RejectDeclines a pending rule. In the review queue, this asks for a reason first.
Rule name (click)Expands the rule to show its description, its detection logic, the affected package, and who reviewed it if already decided.
PaginationMoves through the review queue when it has more than 20 items.

Detection Signatures

A read-only summary: total signature count, how many are approved versus still pending, average confidence, and a breakdown of how many signatures came from each intelligence source. There are no editing controls on this tab; use AI Rules & Review to approve or reject individual rules, or Intel Sources to change what feeds them.

NLP Policies

Write a security policy as a plain-language rule instead of building it field by field.

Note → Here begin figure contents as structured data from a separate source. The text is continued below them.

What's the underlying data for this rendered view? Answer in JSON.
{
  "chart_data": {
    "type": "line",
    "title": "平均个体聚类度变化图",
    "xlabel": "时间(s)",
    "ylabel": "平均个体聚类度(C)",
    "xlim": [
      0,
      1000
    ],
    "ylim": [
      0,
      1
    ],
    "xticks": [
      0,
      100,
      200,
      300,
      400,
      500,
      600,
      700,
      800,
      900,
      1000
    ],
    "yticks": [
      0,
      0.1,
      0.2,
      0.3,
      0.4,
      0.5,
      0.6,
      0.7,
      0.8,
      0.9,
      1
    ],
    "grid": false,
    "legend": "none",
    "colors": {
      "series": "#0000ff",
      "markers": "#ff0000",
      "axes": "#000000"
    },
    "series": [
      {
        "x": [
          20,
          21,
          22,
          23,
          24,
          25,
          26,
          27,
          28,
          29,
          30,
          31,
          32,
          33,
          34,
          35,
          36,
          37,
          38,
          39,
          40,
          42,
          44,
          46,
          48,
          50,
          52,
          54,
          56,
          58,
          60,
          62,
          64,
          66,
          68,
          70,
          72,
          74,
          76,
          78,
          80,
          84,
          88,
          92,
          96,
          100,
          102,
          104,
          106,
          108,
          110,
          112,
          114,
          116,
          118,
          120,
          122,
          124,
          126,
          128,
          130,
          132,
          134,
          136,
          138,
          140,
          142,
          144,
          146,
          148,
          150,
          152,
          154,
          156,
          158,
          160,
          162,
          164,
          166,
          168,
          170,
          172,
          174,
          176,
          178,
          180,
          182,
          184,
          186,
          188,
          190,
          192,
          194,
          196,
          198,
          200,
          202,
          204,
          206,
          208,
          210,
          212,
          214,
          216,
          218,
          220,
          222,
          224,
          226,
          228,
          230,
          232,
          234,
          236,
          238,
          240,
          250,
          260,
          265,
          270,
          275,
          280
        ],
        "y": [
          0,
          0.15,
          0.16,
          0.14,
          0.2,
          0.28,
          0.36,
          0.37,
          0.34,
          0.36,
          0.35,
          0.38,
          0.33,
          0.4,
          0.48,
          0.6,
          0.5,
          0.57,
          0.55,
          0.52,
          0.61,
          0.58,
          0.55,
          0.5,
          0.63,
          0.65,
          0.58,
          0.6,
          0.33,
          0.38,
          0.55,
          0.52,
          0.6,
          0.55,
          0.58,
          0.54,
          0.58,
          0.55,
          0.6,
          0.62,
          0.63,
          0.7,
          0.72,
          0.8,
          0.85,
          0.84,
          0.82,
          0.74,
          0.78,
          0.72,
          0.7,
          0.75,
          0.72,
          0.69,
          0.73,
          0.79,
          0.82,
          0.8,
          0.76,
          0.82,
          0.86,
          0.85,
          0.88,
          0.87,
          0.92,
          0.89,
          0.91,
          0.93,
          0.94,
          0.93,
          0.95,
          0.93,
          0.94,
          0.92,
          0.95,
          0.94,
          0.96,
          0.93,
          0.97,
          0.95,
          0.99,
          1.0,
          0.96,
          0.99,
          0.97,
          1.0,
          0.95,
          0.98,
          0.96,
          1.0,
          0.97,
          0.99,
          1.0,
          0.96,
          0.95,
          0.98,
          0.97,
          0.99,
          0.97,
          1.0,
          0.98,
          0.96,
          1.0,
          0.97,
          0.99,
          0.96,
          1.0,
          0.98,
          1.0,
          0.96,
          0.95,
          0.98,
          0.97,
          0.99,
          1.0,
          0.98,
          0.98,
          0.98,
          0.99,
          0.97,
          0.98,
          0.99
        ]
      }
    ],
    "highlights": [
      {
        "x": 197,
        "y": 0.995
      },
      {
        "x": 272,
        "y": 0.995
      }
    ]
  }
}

NLP Policies: the policy list and the create form
ControlWhat it does
Create PolicyOpens a form for a policy Name, its Policy Rule written in plain language (for example, "Block all critical vulnerabilities older than 30 days without a patch"), an optional Description, a Severity, and whether it's Enabled.
EditOpens the same form pre-filled with the policy's current values.
DeleteRemoves the policy, after a confirmation.

Common workflows

Workflow: add an extra intelligence source and sync it

  1. Open Intel Sources and turn on the toggle for the source you want.
Step 1: enabling a feed source
  1. If it's NVD or GitHub, consider adding an API key under Source Credentials to raise your request limit.
  2. Click that source's manual sync button (or Sync All) to pull data immediately rather than waiting for the next scheduled run.
  3. Check the sync history table to confirm it completed and see how many records came in.

Workflow: review a pending AI-generated rule

  1. Open AI Rules & Review and find a rule with a pending status.

  2. Click the rule's name to expand its description, detection logic, and affected package.

  3. Click Approve to accept it, or Reject and enter a reason to decline it.

Workflow: write a plain-language policy

  1. Open NLP Policies and click Create Policy.
  2. Give it a Name and write the rule in plain language, for example "Flag any exploitable critical vulnerability on an internet-facing asset."
Step 2: writing a policy rule
  1. Set a Severity, make sure Enabled is checked, and save.